Folies bourgeoises (1976)

 

Le boudoir en pâtée

La décomposition avance, plus prononcée que jamais. Le pic des années 70, décennie du X, l'est aussi d'une débandade consommée et Claude Chabrol n'aura pas craint de s'en salir les mains.

Le chef-d'œuvre sur le papier de La Décade prodigieuse a laissé place à la merde annoncée, irrattrapable, sans sauvetage possible, sinon son tout dernier plan, une étreinte à distance entre deux statues qui réussissent là où les amants n'ont pas cessé d'échouer. Sauver les meubles est laborieux quand le mobilier est aussi hétéroclite et dépareillé qu'il est pourri, mité de partout, une distribution improbable et des acteurs en roue libre, une plâtrée de grotesqueries indistinctement vécues et fantasmées et un doublage qui tire la langue dans tous les sens mais la bouche demeure pâteuse.

Il y a pourtant un sujet qui n'est pas rien quand il s'agit de l'impossibilité de passer à l'acte. L'épouse d'un plumitif imagine se farcir son amant volage qui est l'éditeur de son mari tandis que ce dernier rêve d'en finir avec elle. Bruce Dern braie comme un âne et Stéphane Audran abêtit délibérément ses meilleures performances chez son ex-mari et Luis Buñuel. À la fin, ces deux-là se résigneront toutefois à l'effort d'une vie commune, jusqu'alors passée à épuiser les crédits de l'imaginaire dans des rêveries absurdes et pour pas cher, le kitsch dévalué d'un surréalisme de fin de partie.

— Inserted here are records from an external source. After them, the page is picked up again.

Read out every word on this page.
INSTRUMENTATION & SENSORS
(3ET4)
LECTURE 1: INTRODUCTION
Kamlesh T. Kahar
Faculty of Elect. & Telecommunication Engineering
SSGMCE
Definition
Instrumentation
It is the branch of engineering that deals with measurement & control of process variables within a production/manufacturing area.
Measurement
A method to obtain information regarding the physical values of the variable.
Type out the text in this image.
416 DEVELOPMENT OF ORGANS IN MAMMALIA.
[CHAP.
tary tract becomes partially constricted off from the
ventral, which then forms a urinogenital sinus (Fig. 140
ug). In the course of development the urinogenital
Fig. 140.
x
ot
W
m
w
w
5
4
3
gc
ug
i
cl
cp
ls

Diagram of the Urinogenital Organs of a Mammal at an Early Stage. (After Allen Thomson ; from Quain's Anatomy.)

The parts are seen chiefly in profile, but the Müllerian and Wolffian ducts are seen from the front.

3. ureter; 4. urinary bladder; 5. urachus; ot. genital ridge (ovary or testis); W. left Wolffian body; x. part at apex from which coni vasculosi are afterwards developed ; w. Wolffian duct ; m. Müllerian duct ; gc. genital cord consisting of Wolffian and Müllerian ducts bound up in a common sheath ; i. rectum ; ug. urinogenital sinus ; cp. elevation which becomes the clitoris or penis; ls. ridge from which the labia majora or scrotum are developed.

Le passage à l'acte demande encore trop, trop d'effort, trop de travail, trop de fatigue. Du réel quoi. La réalité, elle, invite au compromis, une fois dépensée la fausse monnaie du fantasme. Deux moments, pourtant. Dans le premier, un détective inénarrable et coquet joué par Tomás Milián est incapable de savourer ses boudoirs, les gâteaux désagrégés dans le thé où ils ont trop longtemps baigné. Y répondrait le cauchemar ridicule du phallus géant et gonflable du mari, bientôt tailladée par sa femme. Gageons que ce film-là est un témoignage cru de l'époque et de ce qu'elle a fait subir à celui qui s'en voulait le seul contempteur : on voudrait encore bander mais tout finira en pâtée.

Quand Claude Chabrol tournera Alice ou la dernière fugue (1977), la fugue sera aussi la sienne. Les films ratés, avant et encore après, sont les seuls crimes dont cet honnête homme se sera autorisé.